Inoculation of lactic acid bacterial strains affected the chemical composition, fermentation properties and microbial population. Inoculation of lactic acid bacterial strains significantly affected the chemical composition and concentration of lactic and acetic acids, ethanol and 1,2-propandiol of silage. Among all treatments, silages inoculated with Lactobacillus fermentum had higher acetate concentration (p < 0.0001), but lactate concentration (p < 0.008) and yeast counts (p < 0.0001) were lower than other silages. Also, inoculation of silage with L. fermentum (strain 16) resulted in silage with higher lactic acid bacterial population and improved aerobic stability after air exposure (p < 0.0001). Silages inoculated with L. fermentum and fallowed by with L. salivarius contained the lowest number of yeasts (p < 0.0001) and filamentous fungi during fermentation. Between silages, silage inoculated with L. fermentum showed higher aerobic stability (p < 0.0001).

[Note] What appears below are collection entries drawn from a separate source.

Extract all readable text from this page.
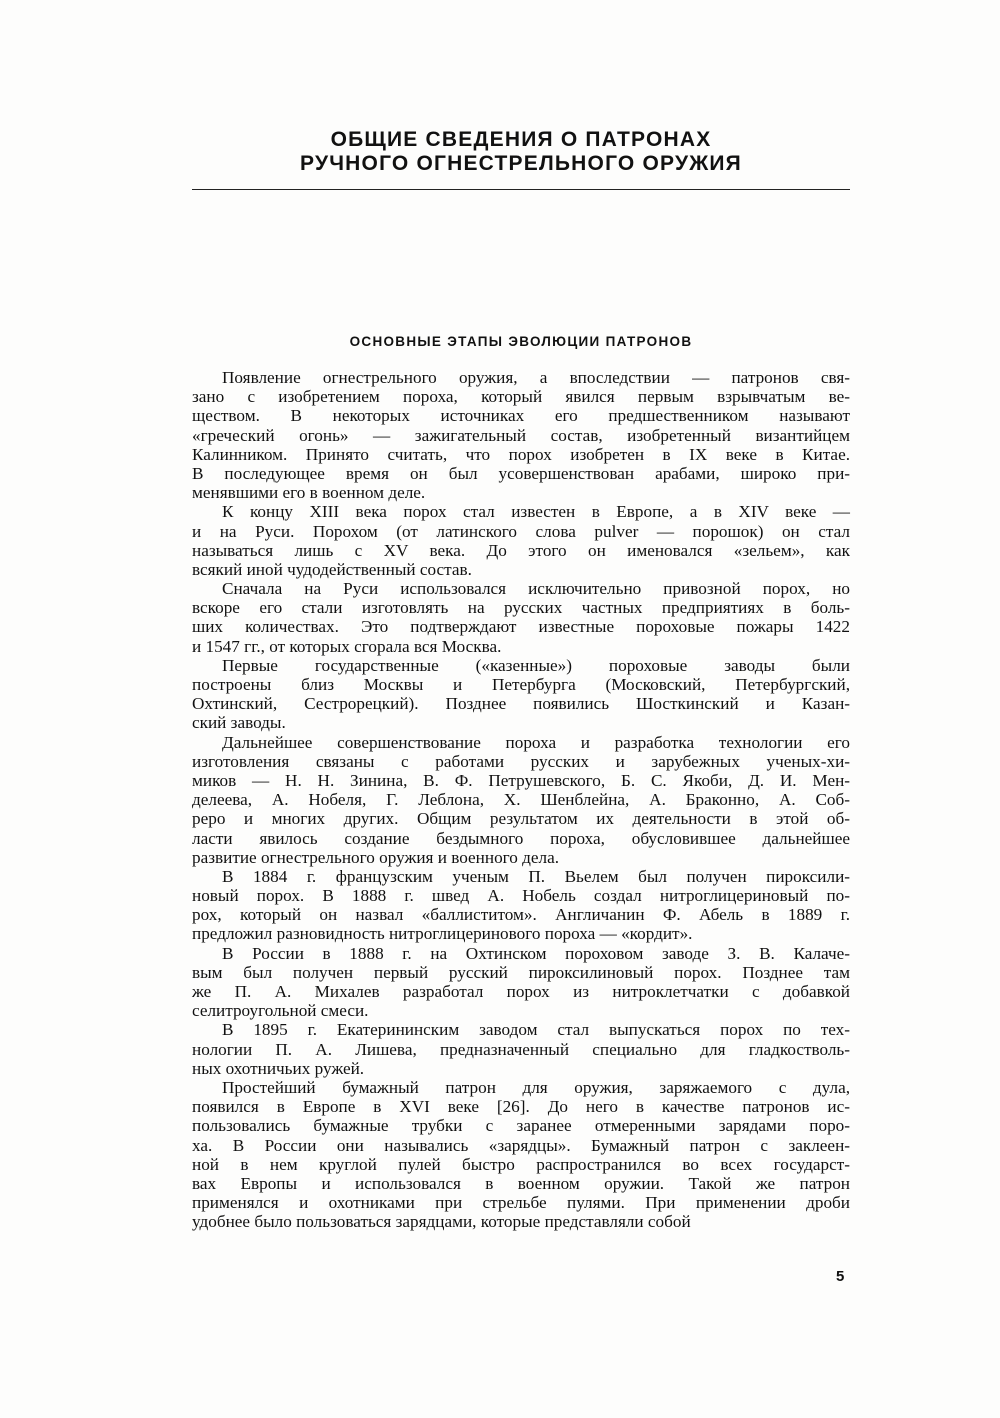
ОБЩИЕ СВЕДЕНИЯ О ПАТРОНАХ
РУЧНОГО ОГНЕСТРЕЛЬНОГО ОРУЖИЯ
ОСНОВНЫЕ ЭТАПЫ ЭВОЛЮЦИИ ПАТРОНОВ

Появление огнестрельного оружия, а впоследствии — патронов свя-
зано с изобретением пороха, который явился первым взрывчатым ве-
ществом. В некоторых источниках его предшественником называют
«греческий огонь» — зажигательный состав, изобретенный византийцем
Калинником. Принято считать, что порох изобретен в IX веке в Китае.
В последующее время он был усовершенствован арабами, широко при-
менявшими его в военном деле.

К концу XIII века порох стал известен в Европе, а в XIV веке —
и на Руси. Порохом (от латинского слова pulver — порошок) он стал
называться лишь с XV века. До этого он именовался «зельем», как
всякий иной чудодейственный состав.

Сначала на Руси использовался исключительно привозной порох, но
вскоре его стали изготовлять на русских частных предприятиях в боль-
ших количествах. Это подтверждают известные пороховые пожары 1422
и 1547 гг., от которых сгорала вся Москва.

Первые государственные («казенные») пороховые заводы были
построены близ Москвы и Петербурга (Московский, Петербургский,
Охтинский, Сестрорецкий). Позднее появились Шосткинский и Казан-
ский заводы.

Дальнейшее совершенствование пороха и разработка технологии его
изготовления связаны с работами русских и зарубежных ученых-хи-
миков — Н. Н. Зинина, В. Ф. Петрушевского, Б. С. Якоби, Д. И. Мен-
делеева, А. Нобеля, Г. Леблона, Х. Шенблейна, А. Браконно, А. Соб-
реро и многих других. Общим результатом их деятельности в этой об-
ласти явилось создание бездымного пороха, обусловившее дальнейшее
развитие огнестрельного оружия и военного дела.

В 1884 г. французским ученым П. Вьелем был получен пироксили-
новый порох. В 1888 г. швед А. Нобель создал нитроглицериновый по-
рох, который он назвал «баллиститом». Англичанин Ф. Абель в 1889 г.
предложил разновидность нитроглицеринового пороха — «кордит».

В России в 1888 г. на Охтинском пороховом заводе З. В. Калаче-
вым был получен первый русский пироксилиновый порох. Позднее там
же П. А. Михалев разработал порох из нитроклетчатки с добавкой
селитроугольной смеси.

В 1895 г. Екатерининским заводом стал выпускаться порох по тех-
нологии П. А. Лишева, предназначенный специально для гладкостволь-
ных охотничьих ружей.

Простейший бумажный патрон для оружия, заряжаемого с дула,
появился в Европе в XVI веке [26]. До него в качестве патронов ис-
пользовались бумажные трубки с заранее отмеренными зарядами поро-
ха. В России они назывались «зарядцы». Бумажный патрон с заклеен-
ной в нем круглой пулей быстро распространился во всех государст-
вах Европы и использовался в военном оружии. Такой же патрон
применялся и охотниками при стрельбе пулями. При применении дроби
удобнее было пользоваться зарядцами, которые представляли собой

5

The pre-selection method based on the production of metabolites was efficient in selecting new inoculation strains along good correlation with experiments in laboratory silos. Inoculation of lactic acid bacterial strains in maize silage resulted in differences in nutritional value or population of pathogenic and destructive microorganisms. Strains 16 and 7, identified as Lactobacillus fermentum and Lactobacillus salivarius, were considered promising sources for use as inoculants in maize silages because they provide silages with better fermentation properties and improve aerobic stability after exposure to air.